2. The implantable medical device according to claim 1, characterized in that, The induction coil is wound around the outside of the housing along the X-axis direction.

3. An implantable medical device according to claim 1 or 2, characterized in that, The induction coil is wound around the outside of the housing along the Y-axis and Z-axis directions.

4. An implantable medical device according to claim 1, characterized in that, The outer layer of the induction coil is coated with a biocompatible coating.

5. An implantable medical device according to claim 1, characterized in that, It also includes a battery and a head, which are respectively mounted at both ends of the housing, and the induction coil is wound around the outside of the battery and the housing.

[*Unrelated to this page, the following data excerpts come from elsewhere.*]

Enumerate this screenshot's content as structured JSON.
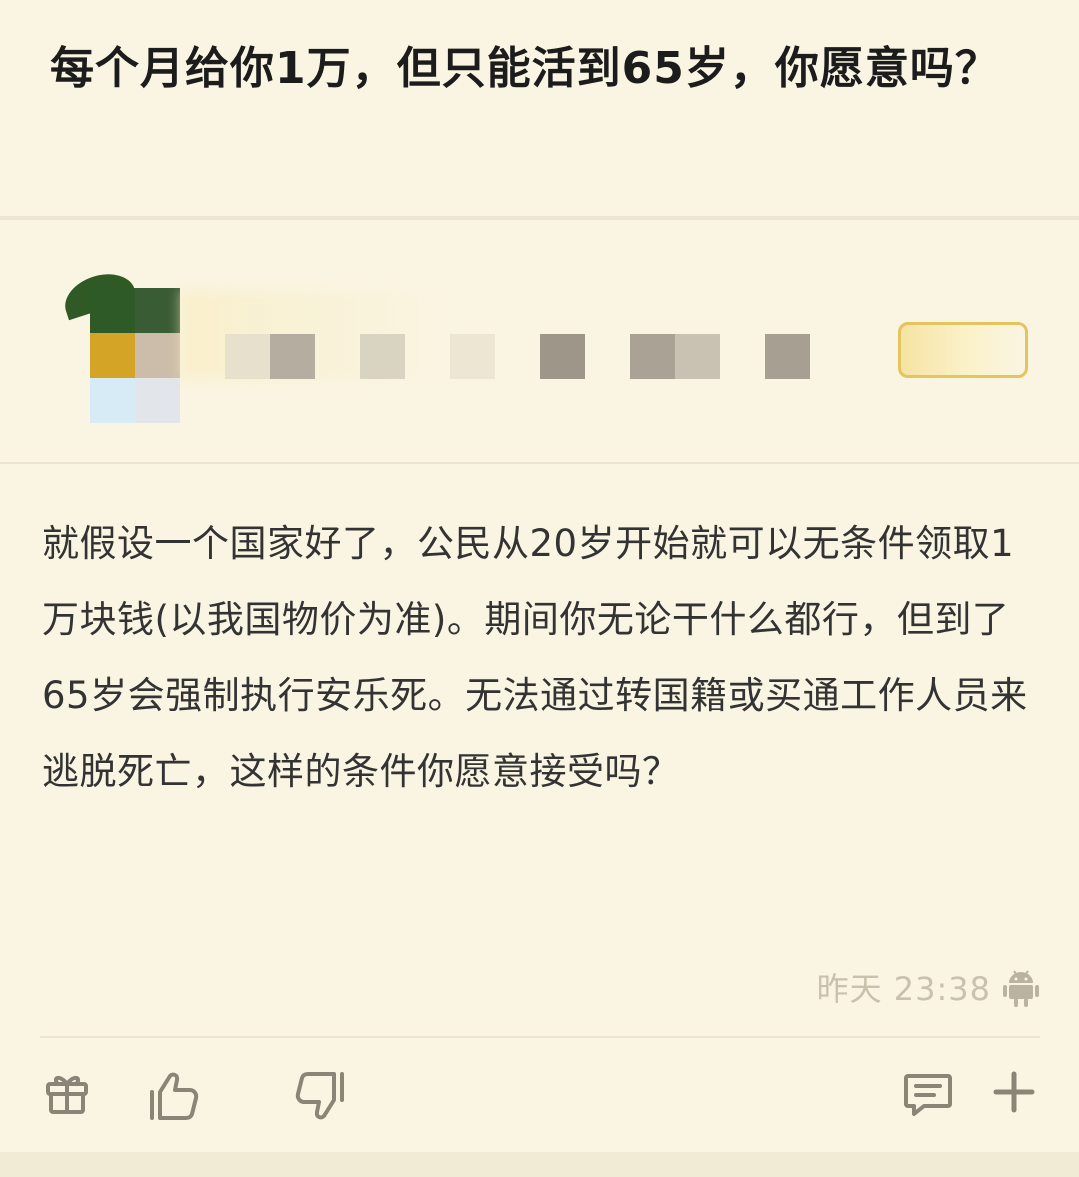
{
  "question": {
    "title": "每个月给你1万，但只能活到65岁，你愿意吗？"
  },
  "author": {
    "avatar_icon": "avatar-pixelated",
    "name_obscured": true,
    "badge_icon": "level-badge"
  },
  "answer": {
    "body": "就假设一个国家好了，公民从20岁开始就可以无条件领取1万块钱(以我国物价为准)。期间你无论干什么都行，但到了65岁会强制执行安乐死。无法通过转国籍或买通工作人员来逃脱死亡，这样的条件你愿意接受吗？",
    "timestamp": "昨天 23:38",
    "device_icon": "android-icon"
  },
  "actions": {
    "gift_icon": "gift-icon",
    "like_icon": "thumbs-up-icon",
    "dislike_icon": "thumbs-down-icon",
    "comment_icon": "comment-icon",
    "add_icon": "plus-icon"
  },
  "colors": {
    "background": "#faf5e3",
    "title": "#1c1c1c",
    "body_text": "#333333",
    "timestamp": "#c8c2ad",
    "icon": "#8a8577",
    "badge_border": "#e4c45e"
  }
}
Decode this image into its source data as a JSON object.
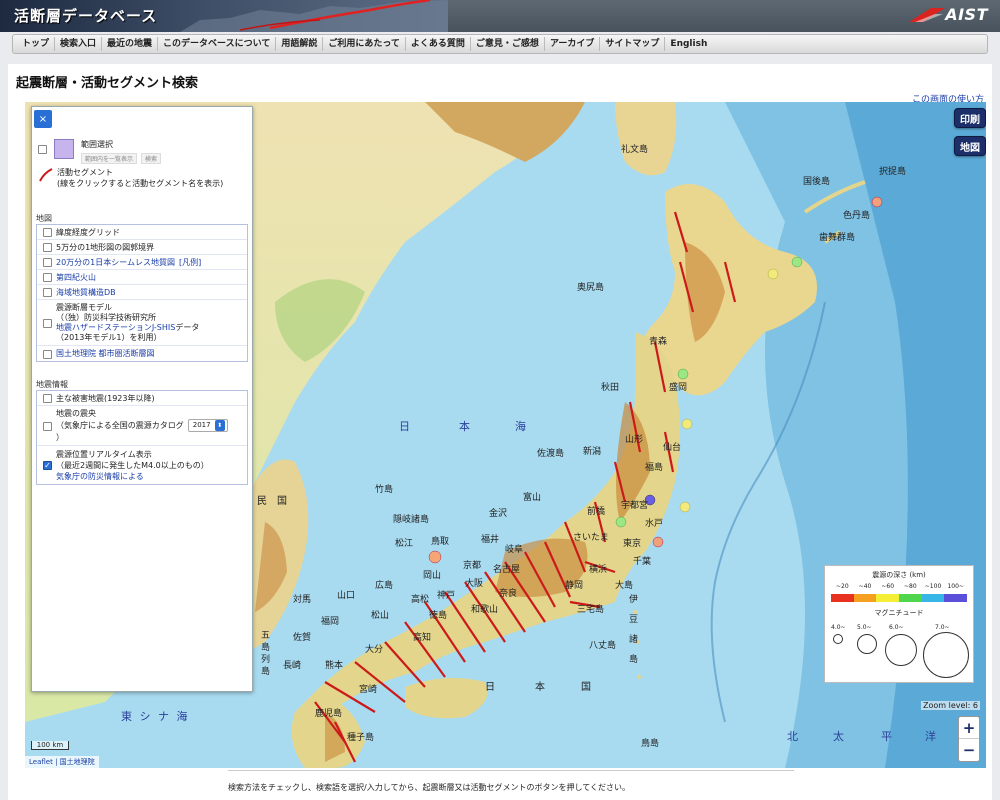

6. An implantable medical device according to claim 5, characterized in that, A feedthrough is provided inside the head, one end of which is connected to the electrical circuit inside the housing, and the other end is connected to the terminal of the induction coil.

7. An implantable medical device according to claim 6, characterized in that, A fixed anchor is installed between the housing and the head, and the feed passage passes through the fixed anchor.

8. An implantable medical device according to claim 7, characterized in that, The head also contains electrodes and an antenna.

9. A preparation tool, characterized in that, The device for manufacturing the implantable medical device according to any one of claims 1 to 8 includes an upper clamp and a lower clamp, wherein a first conforming position is provided on the upper clamp and the lower clamp, and the shape of the first conforming position matches the upper end face and the lower end face of the implantable medical device.

10. A preparation tooling according to claim 9, characterized in that, It also includes a head splint and a tail splint. The tail splint has a second contouring position that matches the shape of the tail of the implantable medical device. The head splint has a third contouring position that matches the shape of the head of the implantable medical device.